Despite some experiments with on-air 4K footage, the Disney-owned series of sports channels has no plans to set up an Ultra HD channel.
After becoming one of the first to broadcast it and then getting burned on the failure of 3-D television, ESPN is holding back its bet on 4K television — the purported “the next big thing” from television set manufacturers.
Chuck Pagano, ESPN’s vice president and CTO, told via Satellite last week that despite some experiments with on-air 4K footage, the Disney-owned series of sports channels has no plans to set up a 4K Ultra HD channel for its viewers. In addition, Pagano said, there’s no demand from satellite providers like Dish and DirecTV for such a channel.

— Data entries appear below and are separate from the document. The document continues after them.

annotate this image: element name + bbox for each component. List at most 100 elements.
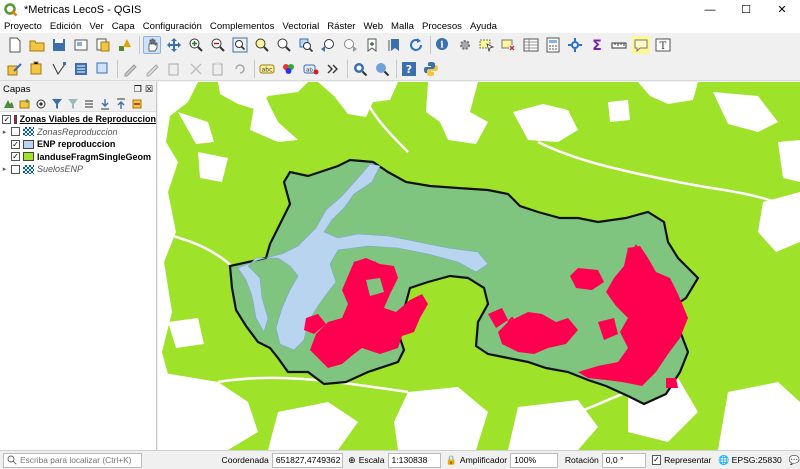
sum-icon[interactable]: Σ xyxy=(588,36,606,54)
filter-legend-icon[interactable] xyxy=(50,97,64,111)
zoom-layer-icon[interactable] xyxy=(275,36,293,54)
remove-layer-icon[interactable] xyxy=(130,97,144,111)
label-move-icon[interactable]: ab xyxy=(302,60,320,78)
pan-icon[interactable] xyxy=(143,36,161,54)
copy-icon[interactable] xyxy=(165,60,183,78)
open-project-icon[interactable] xyxy=(28,36,46,54)
minimize-button[interactable]: — xyxy=(692,0,728,19)
save-project-icon[interactable] xyxy=(50,36,68,54)
editing-icon[interactable] xyxy=(28,60,46,78)
delete-icon[interactable] xyxy=(121,60,139,78)
menu-malla[interactable]: Malla xyxy=(391,21,414,32)
zoom-selection-icon[interactable] xyxy=(253,36,271,54)
rotation-spinbox[interactable]: 0,0 ° xyxy=(601,452,646,468)
vertex-icon[interactable] xyxy=(50,60,68,78)
layer-item[interactable]: ✓ Zonas Viables de Reproduccion xyxy=(0,113,156,126)
layer-visibility-checkbox[interactable] xyxy=(11,127,20,137)
svg-text:ab: ab xyxy=(306,67,313,73)
metasearch-icon[interactable] xyxy=(351,60,369,78)
menu-procesos[interactable]: Procesos xyxy=(422,21,462,32)
magnifier-spinbox[interactable]: 100% xyxy=(510,452,558,468)
cut-icon[interactable] xyxy=(143,60,161,78)
menu-web[interactable]: Web xyxy=(363,21,383,32)
menu-raster[interactable]: Ráster xyxy=(327,21,355,32)
layer-visibility-checkbox[interactable]: ✓ xyxy=(11,139,20,149)
layer-visibility-checkbox[interactable] xyxy=(11,164,20,174)
add-feature-icon[interactable] xyxy=(94,60,112,78)
show-bookmarks-icon[interactable] xyxy=(385,36,403,54)
refresh-icon[interactable] xyxy=(407,36,425,54)
deselect-icon[interactable] xyxy=(500,36,518,54)
add-group-icon[interactable] xyxy=(18,97,32,111)
label-pin-icon[interactable] xyxy=(280,60,298,78)
maximize-button[interactable]: ☐ xyxy=(728,0,764,19)
python-icon[interactable] xyxy=(422,60,440,78)
menu-edicion[interactable]: Edición xyxy=(50,21,81,32)
expand-arrow-icon[interactable]: ▸ xyxy=(0,165,9,173)
digitize-icon[interactable] xyxy=(6,60,24,78)
new-bookmark-icon[interactable] xyxy=(363,36,381,54)
layer-item[interactable]: ▸ SuelosENP xyxy=(0,163,156,176)
menu-ver[interactable]: Ver xyxy=(89,21,103,32)
paste-icon[interactable] xyxy=(187,60,205,78)
menu-ayuda[interactable]: Ayuda xyxy=(470,21,497,32)
expand-arrow-icon[interactable]: ▸ xyxy=(0,128,9,136)
map-canvas[interactable] xyxy=(158,82,800,450)
crs-globe-icon[interactable]: 🌐 xyxy=(718,455,729,466)
undo-icon[interactable] xyxy=(209,60,227,78)
more-icon[interactable] xyxy=(324,60,342,78)
tips-icon[interactable] xyxy=(632,36,650,54)
menu-proyecto[interactable]: Proyecto xyxy=(4,21,42,32)
print-layout-icon[interactable] xyxy=(72,36,90,54)
identify-icon[interactable]: i xyxy=(434,36,452,54)
select-icon[interactable] xyxy=(478,36,496,54)
layer-visibility-checkbox[interactable]: ✓ xyxy=(2,114,12,124)
close-button[interactable]: ✕ xyxy=(764,0,800,19)
zoom-full-icon[interactable] xyxy=(231,36,249,54)
attribute-table-icon[interactable] xyxy=(522,36,540,54)
zoom-out-icon[interactable] xyxy=(209,36,227,54)
coordinate-field[interactable]: 651827,4749362 xyxy=(271,452,344,468)
toolbar-separator xyxy=(347,59,348,78)
panel-close-icon[interactable]: ☒ xyxy=(145,84,153,94)
layer-item[interactable]: ▸ ZonasReproduccion xyxy=(0,126,156,139)
plugin-icon[interactable] xyxy=(373,60,391,78)
style-manager-icon[interactable] xyxy=(116,36,134,54)
move-up-icon[interactable] xyxy=(114,97,128,111)
field-calc-icon[interactable] xyxy=(544,36,562,54)
text-annotation-icon[interactable]: T xyxy=(654,36,672,54)
pan-to-selection-icon[interactable] xyxy=(165,36,183,54)
zoom-native-icon[interactable] xyxy=(297,36,315,54)
menu-capa[interactable]: Capa xyxy=(112,21,135,32)
filter-expression-icon[interactable] xyxy=(66,97,80,111)
action-icon[interactable] xyxy=(456,36,474,54)
open-layer-styling-icon[interactable] xyxy=(2,97,16,111)
measure-icon[interactable] xyxy=(610,36,628,54)
render-checkbox[interactable]: ✓ xyxy=(651,455,662,465)
layer-visibility-checkbox[interactable]: ✓ xyxy=(11,152,20,162)
new-project-icon[interactable] xyxy=(6,36,24,54)
collapse-all-icon[interactable] xyxy=(98,97,112,111)
layout-manager-icon[interactable] xyxy=(94,36,112,54)
scale-combo[interactable]: 1:130838 xyxy=(387,452,441,468)
menu-configuracion[interactable]: Configuración xyxy=(143,21,202,32)
crs-label[interactable]: EPSG:25830 xyxy=(732,455,782,465)
label-icon[interactable]: abc xyxy=(258,60,276,78)
menu-vectorial[interactable]: Vectorial xyxy=(282,21,319,32)
layer-item[interactable]: ✓ landuseFragmSingleGeom xyxy=(0,151,156,164)
zoom-next-icon[interactable] xyxy=(341,36,359,54)
float-icon[interactable]: ❐ xyxy=(134,84,142,94)
redo-icon[interactable] xyxy=(231,60,249,78)
manage-visibility-icon[interactable] xyxy=(34,97,48,111)
zoom-last-icon[interactable] xyxy=(319,36,337,54)
locator-search-input[interactable]: Escriba para localizar (Ctrl+K) xyxy=(3,452,142,468)
help-icon[interactable]: ? xyxy=(400,60,418,78)
menu-complementos[interactable]: Complementos xyxy=(210,21,275,32)
layer-item[interactable]: ✓ ENP reproduccion xyxy=(0,138,156,151)
zoom-in-icon[interactable] xyxy=(187,36,205,54)
save-edits-icon[interactable] xyxy=(72,60,90,78)
expand-all-icon[interactable] xyxy=(82,97,96,111)
stats-icon[interactable] xyxy=(566,36,584,54)
messages-icon[interactable]: 💬 xyxy=(789,455,800,466)
toolbar-separator xyxy=(430,36,431,54)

This would appear to be a blow to companies like Sony, Samsung and LG, which are aggressively pushing Ultra HD, the trade name for 4K (and someday higher resolution sets) in the marketplace. The promotions are mostly hype — since few 4K television sets have actually been sold (despite decreasing process) and the broadcasting industry has yet to set technical standards for distributing 4K content.

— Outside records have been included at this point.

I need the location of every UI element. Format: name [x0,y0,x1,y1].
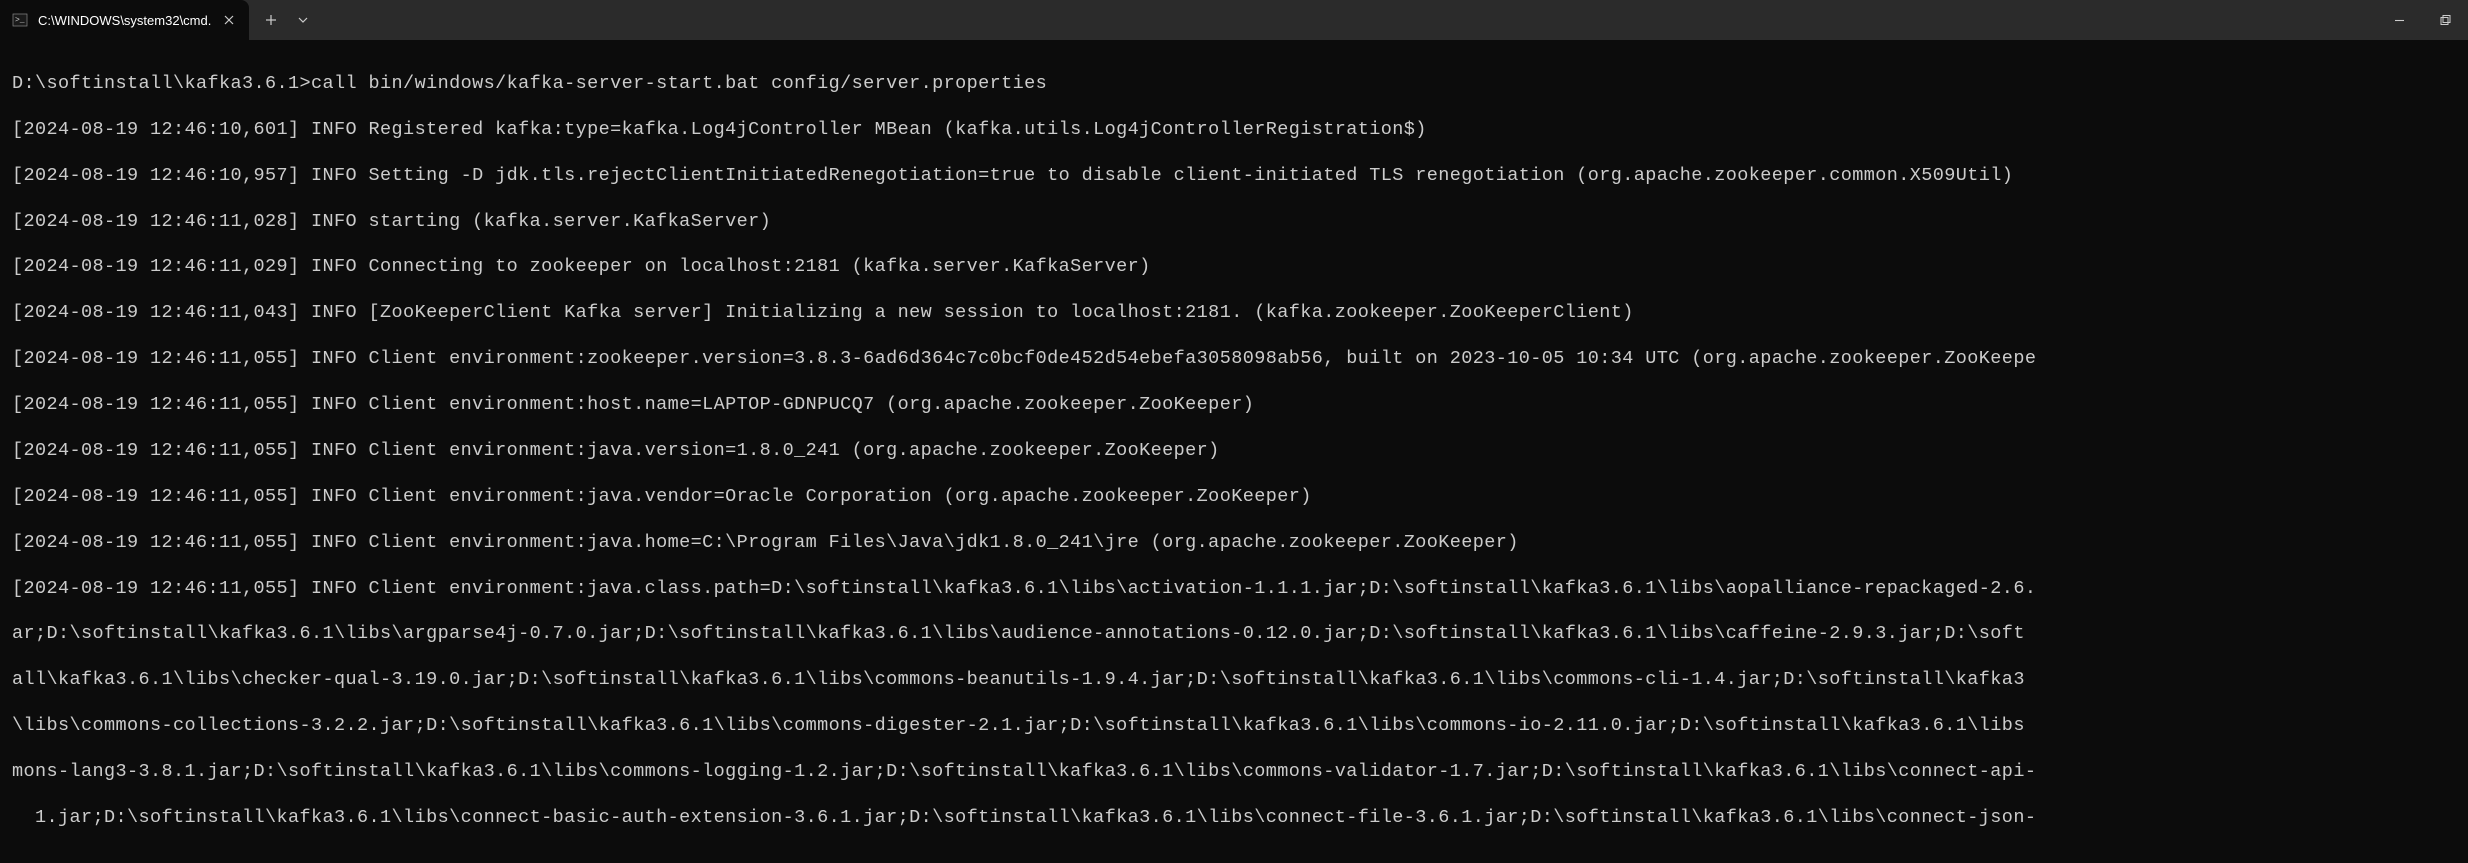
tab-strip [249,0,2468,40]
tab-close-button[interactable] [221,12,237,28]
terminal-output[interactable]: D:\softinstall\kafka3.6.1>call bin/windo… [0,40,2468,863]
terminal-log-line: 1.jar;D:\softinstall\kafka3.6.1\libs\con… [12,807,2456,830]
maximize-button[interactable] [2422,15,2468,26]
terminal-log-line: [2024-08-19 12:46:10,957] INFO Setting -… [12,165,2456,188]
terminal-log-line: [2024-08-19 12:46:11,055] INFO Client en… [12,486,2456,509]
terminal-tab[interactable]: >_ C:\WINDOWS\system32\cmd. [0,0,249,40]
terminal-log-line: ar;D:\softinstall\kafka3.6.1\libs\argpar… [12,623,2456,646]
terminal-log-line: [2024-08-19 12:46:11,055] INFO Client en… [12,532,2456,555]
tab-dropdown-button[interactable] [287,4,319,36]
terminal-log-line: [2024-08-19 12:46:11,055] INFO Client en… [12,440,2456,463]
terminal-log-line: all\kafka3.6.1\libs\checker-qual-3.19.0.… [12,669,2456,692]
svg-text:>_: >_ [15,16,25,25]
terminal-log-line: mons-lang3-3.8.1.jar;D:\softinstall\kafk… [12,761,2456,784]
terminal-log-line: [2024-08-19 12:46:11,043] INFO [ZooKeepe… [12,302,2456,325]
terminal-log-line: [2024-08-19 12:46:11,055] INFO Client en… [12,348,2456,371]
minimize-button[interactable] [2376,15,2422,26]
terminal-log-line: [2024-08-19 12:46:11,055] INFO Client en… [12,394,2456,417]
terminal-log-line: [2024-08-19 12:46:10,601] INFO Registere… [12,119,2456,142]
window-controls [2376,15,2468,26]
terminal-log-line: [2024-08-19 12:46:11,028] INFO starting … [12,211,2456,234]
terminal-log-line: [2024-08-19 12:46:11,055] INFO Client en… [12,578,2456,601]
terminal-log-line: [2024-08-19 12:46:11,029] INFO Connectin… [12,256,2456,279]
new-tab-button[interactable] [255,4,287,36]
terminal-prompt-line: D:\softinstall\kafka3.6.1>call bin/windo… [12,73,2456,96]
cmd-icon: >_ [12,12,28,28]
terminal-log-line: \libs\commons-collections-3.2.2.jar;D:\s… [12,715,2456,738]
tab-title: C:\WINDOWS\system32\cmd. [38,13,211,28]
title-bar: >_ C:\WINDOWS\system32\cmd. [0,0,2468,40]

Sony and Red Digital/Odemax are the only companies currently delivering 4K to the home, but that’s from home servers. Everyone agrees that next-generation compression schemes such as HEVC (H.265) are required to allow live 4K to be practically delivered to the home.
Intelsat and Ericsson have demonstrated a 4K end-to-end video transmission via satellite. Intelsat’s Galaxy 13 satellite delivered a 4:2:2 10-bit, 4K Ultra-HD signal at 60fps in an experimental broadcast. The signal was encoded and decoded in real time by Ericsson using its AVP 2000 contribution encoders and RX8200 receivers.
“We can accommodate the next-generation signals as soon as broadcasters are ready to offer them,” Matthew Goldman, senior vice president of TV compression technology at Ericsson, told via Satellite. “Commercial broadcasters may not begin to procure bandwidth for 4K broadcasts until 2015, at the earliest. It could even be longer.”
Like 3-D television, Ultra HD was conceived to sell higher priced television equipment in a market where standard HD sets have become a low-cost commodity. Sony’s 55in XBR 55X900A, at $4000, is at the low end of this market, while Samsung’s 85in UN85S9AF is priced at more than $30,000. These high prices are expected, like all other electronic goods, to fall rapidly.
The Consumer Electronics Association (CEA), charged with promoting the technology, said Ultra HD is expected to see increased adoption as consumers become more familiar with it, manufacturers reduce prices and content providers embrace the format.
Yet, with the 3-D debacle fresh in the memory of many production companies, the slow-going process of adopting Ultra HD is understandable. Right now, almost everything is promotion. Whether buyers value it enough to spend the money will determine its ultimate fate, just as with 3DTV.